Bila dimisalkan tangga, penghafal Quran ibarat sedang meniti anak tangganya. Yang menghafalnya mudah, ia akan dengan mudahnya naik ke satu tingkat di atas. Bila sudah puas dengan itu, ia berada di tingkatan tersebut. Yang menghafalnya susah, bisa jadi setiap kali dia mencoba menghafalkan, tidak hafal, lalu ia bersabar dan mengulang hafalannya lagi, maka ia dinaikkan satu tingkat. Setiap kali bersabar atas ketidakhafalannya dan mengulang, dinaikkan satu tingkat. Bisa jadi yang mudah menghafal naik satu tingkat, yang sulit naik bertingkat-tingkat walaupun yang dihafalkan hanya sedikit.

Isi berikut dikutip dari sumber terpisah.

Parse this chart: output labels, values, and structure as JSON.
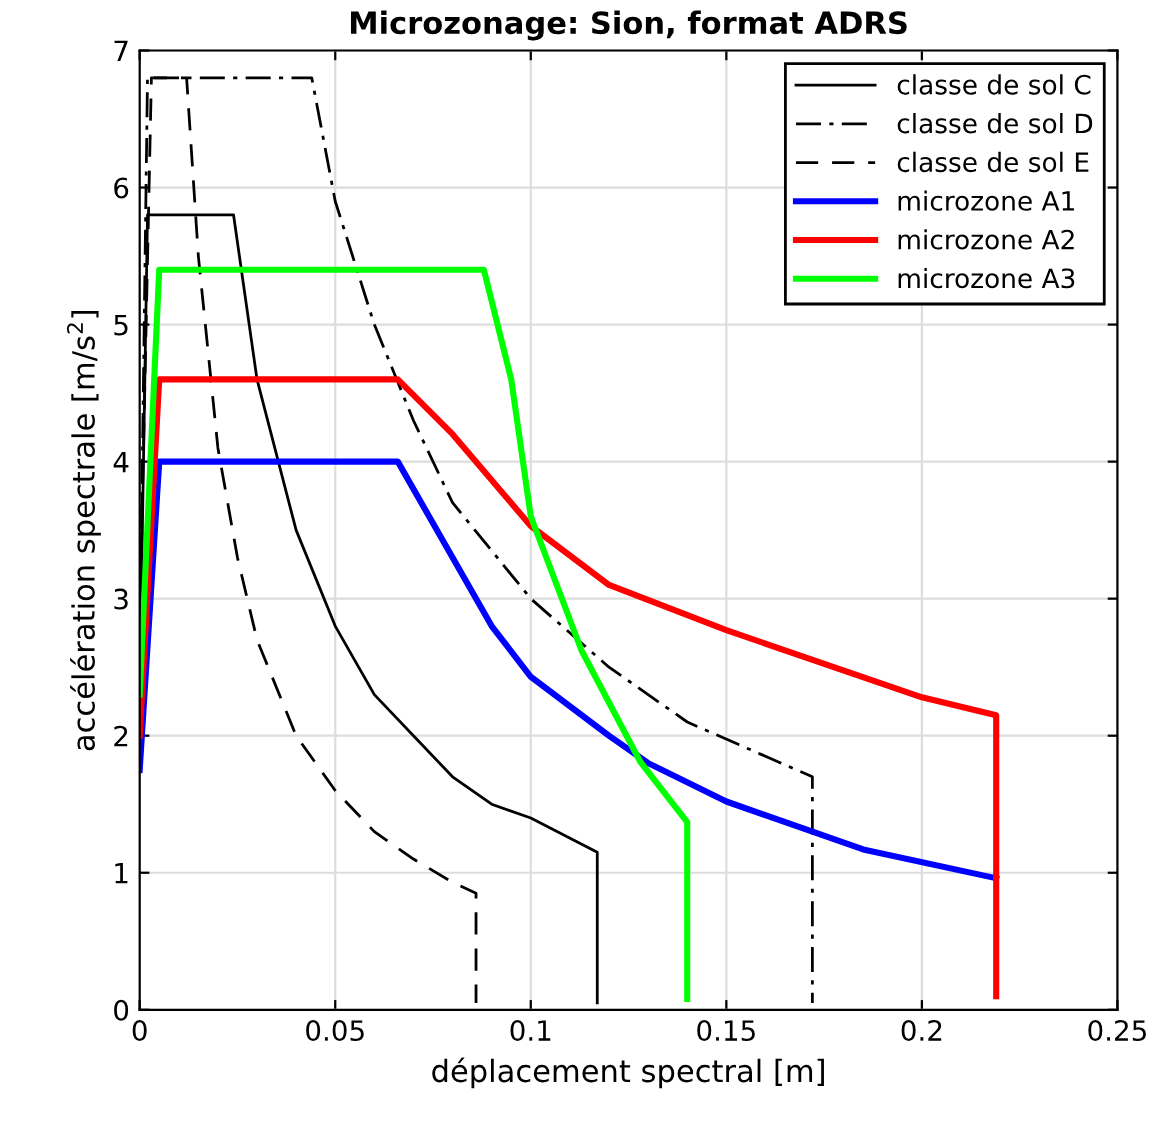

Intinya, tiap orang memiliki ujiannya masing-masing. Yang mudah menghafal, ujiannya adalah bagaimana agar dia tidak cepat merasa cukup dengan hafalannya lalu tak berhenti hanya menghafal saja tapi memahami isi dan tafsirnya, bagaimana keistiqomahan memurojaahnya, bagaimana ia menjaga hatinya agar tidak ujub atas apa yang Allah karuniakan kepadanya. Jangan sampai Al Quran itu hanya ada pada lisan kita dan tidak ada pada hati-hati kita.

Yang susah menghafal, ujiannya adalah bagaimana ia bersabar dengan proses panjang menghafalnya, bagaimana ia istiqomah ziyadah satu ayat demi satu ayat, sepotong demi sepotong, tanpa kenal lelah, bagaimana ia menahan diri dari berkeluh kesah tentang kesulitannya kepada selain-Nya, bagaimana ia bisa bersyukur atas ayat yang telah ia hafal walaupun sedikit.
Kan Allah sudah berfirman, belum dikatakan seorang beriman, hingga ia diuji. Pun dalam proses menghafal Quran."

"Yang terpenting dari menghafal Al-Quran adalah istiqomah. Seberapa sulit, seberapa lelah, seberapa kita tidak kunjung hafal, tetap lakukan, tetap berusaha. Allah tidak melihat seberapa banyak hafalan kita. Akan tetapi, Allah menilai proses kita dalam menghafal. Dalam mendekatkan diri pada-Nya. Buktikan ke Allah bahwa kita sungguh-sungguh. Buktikan ke Allah bahwa kita benar-benar ingin mendekat pada-Nya. Sedikit banyak yang didapat, biar Allah yang menentukan rezeki hafalan kita. Yang terpenting adalah bagaimana kita mengikhtiarkannya."

Beliau juga bercerita betapa Rasulullah shallallahu ‘alaihi wasallam sangat mencintai ummat-Nya.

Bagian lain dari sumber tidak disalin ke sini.